YouTube rival Rumble accuses Google of unfair practices over video search results
What you need to know
- Google is being sued by video sharing platform Rumble.
- The company claims the search giant is taking advantage of its dominance in search to prioritize YouTube over competitors like Rumble.
- Google is also embroiled in several other legal cases involving alleged unfair practices and anticompetitive behavior.
Big Tech has become the subject of increasing scrutiny by governments across the world in recent years, perhaps none more so than Google, which thanks to its dominance of the search business and its control of Android, the most popular mobile operating system, exerts a stupendous degree of control over the products and information we consume.
That influence has often resulted in the company fielding allegations of anti-competitive practices, with the latest of these being a lawsuit by YouTube rival Rumble, which claims that Google is "unfairly rigging its search algorithms" to favor YouTube, which Google owns, over its competitors (via The Wall Street Journal).
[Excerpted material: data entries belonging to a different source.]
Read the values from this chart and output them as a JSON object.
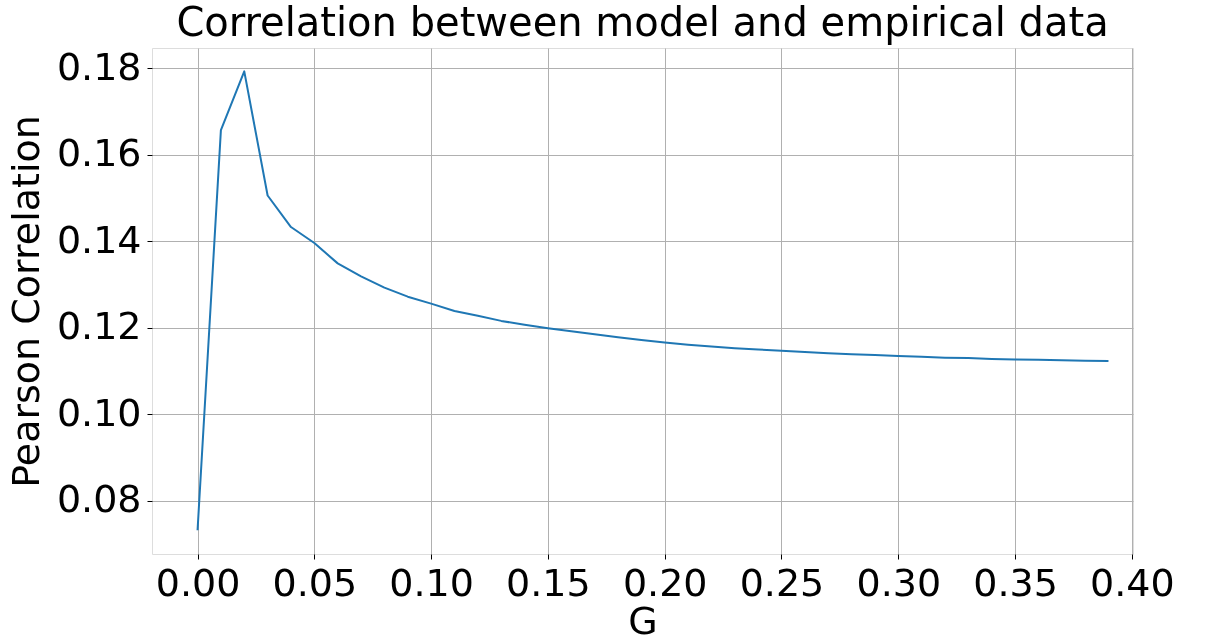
{
  "chart_data": {
    "type": "line",
    "title": "Correlation between model and empirical data",
    "xlabel": "G",
    "ylabel": "Pearson Correlation",
    "x": [
      0,
      0.01,
      0.02,
      0.03,
      0.04,
      0.05,
      0.06,
      0.07,
      0.08,
      0.09,
      0.1,
      0.11,
      0.12,
      0.13,
      0.14,
      0.15,
      0.16,
      0.17,
      0.18,
      0.19,
      0.2,
      0.21,
      0.22,
      0.23,
      0.24,
      0.25,
      0.26,
      0.27,
      0.28,
      0.29,
      0.3,
      0.31,
      0.32,
      0.33,
      0.34,
      0.35,
      0.36,
      0.37,
      0.38,
      0.39
    ],
    "series": [
      {
        "color": "#1f77b4",
        "values": [
          0.0732,
          0.1657,
          0.1793,
          0.1506,
          0.1433,
          0.1396,
          0.1349,
          0.1319,
          0.1293,
          0.1272,
          0.1256,
          0.1239,
          0.1228,
          0.1216,
          0.1207,
          0.1199,
          0.1192,
          0.1185,
          0.1178,
          0.1172,
          0.1166,
          0.1161,
          0.1157,
          0.1153,
          0.115,
          0.1147,
          0.1144,
          0.1141,
          0.1139,
          0.1137,
          0.1135,
          0.1133,
          0.1131,
          0.113,
          0.1128,
          0.1127,
          0.1126,
          0.1125,
          0.1124,
          0.1123
        ]
      }
    ],
    "xlim": [
      -0.0195,
      0.4005
    ],
    "ylim": [
      0.0677,
      0.1847
    ],
    "xticks": [
      {
        "value": 0,
        "label": "0.00"
      },
      0.05,
      {
        "value": 0.1,
        "label": "0.10"
      },
      0.15,
      {
        "value": 0.2,
        "label": "0.20"
      },
      0.25,
      {
        "value": 0.3,
        "label": "0.30"
      },
      0.35,
      {
        "value": 0.4,
        "label": "0.40"
      }
    ],
    "yticks": [
      0.08,
      {
        "value": 0.1,
        "label": "0.10"
      },
      0.12,
      0.14,
      0.16,
      0.18
    ],
    "grid": true,
    "marker": "none",
    "line_style": "solid"
  }
}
The lawsuit cited a WSJ investigation from last year as proof of its claims. The investigation found that "YouTube versions [of videos] were significantly prominent in the [search] results in the vast majority of cases" compared to competing platforms, even when they had generated more views than the YouTube version.
The company also argued that Google's insistence on having the YouTube app installed by default on Android devices has disadvantaged other video sharing sites, like Rumble, causing it to lose viewers and, therefore, significant amounts of ad revenues.
The company says that the "monopoly Google has obtained for its YouTube platform through its unlawful anti-competitive conduct" has forced Rumble to syndicate its content to other platforms like YouTube. The syndicated content has earned 9.3 billion views and $4.3 million in ad revenue since 2014, views that the company alleges would have gone to the Rumble website itself if Google hadn't boosted YouTube's ranking in its search results.
Rumble says that Google's allegedly unfair practices have caused the platform to miss out on views and ad revenues to the tune of $2 billion.
The Alphabet subsidiary has been the subject of similar allegations from other sources as well. The US DOJ as well as 40 state attorneys are currently investigating the company over antitrust allegations, while both China and India are also in the process of launching their own investigations. And the company has, of course, been the subject of various fines by the European Union over the years.